L2 · Data Operations⚠ not certain from listing

Not certain from the listing — There is no mention of dedicated vector stores or RAG datasets, though plugins may access local files or codebase data during execution, risking data exfiltration.

L3 · Agent Frameworks✓ mapped

The marketplace directly extends the Claude Code agent framework via `/plugin marketplace add`. The primary threat is insecure tool integration and tool misuse, as 100+ community-contributed plugins can introduce arbitrary execution capabilities.

L4 · Deployment & Infrastructure⚠ not certain from listing

Not certain from the listing — Claude Code typically runs locally on a developer's machine. Malicious plugins pose a severe threat of container/host compromise, privilege escalation, and local credential theft.

L5 · Evaluation & Observability⚠ not certain from listing

Not certain from the listing — There are no mentioned guardrails, evaluation suites, or logging mechanisms to monitor plugin behavior or detect anomalous commands.

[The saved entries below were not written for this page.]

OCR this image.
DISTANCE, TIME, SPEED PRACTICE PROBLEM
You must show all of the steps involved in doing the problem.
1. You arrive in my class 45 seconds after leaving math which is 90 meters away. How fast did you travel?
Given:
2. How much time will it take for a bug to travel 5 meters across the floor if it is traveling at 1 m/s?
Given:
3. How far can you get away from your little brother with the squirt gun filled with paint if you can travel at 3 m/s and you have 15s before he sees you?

L6 · Security & Compliance (cross-cutting)⚠ not certain from listing

Not certain from the listing — No identity, authorization, or policy enforcement mechanisms are described for verifying the safety or origin of the 100+ community commands.

L7 · Agent Ecosystem✓ mapped

As an open-source marketplace with 100+ community entries, this represents a classic supply chain risk. Rogue or compromised plugins can be distributed to users, leading to cascading failures and compromised developer environments.

MAESTRO — the 7-layer agentic threat-modeling framework (Cloud Security Alliance / Ken Huang).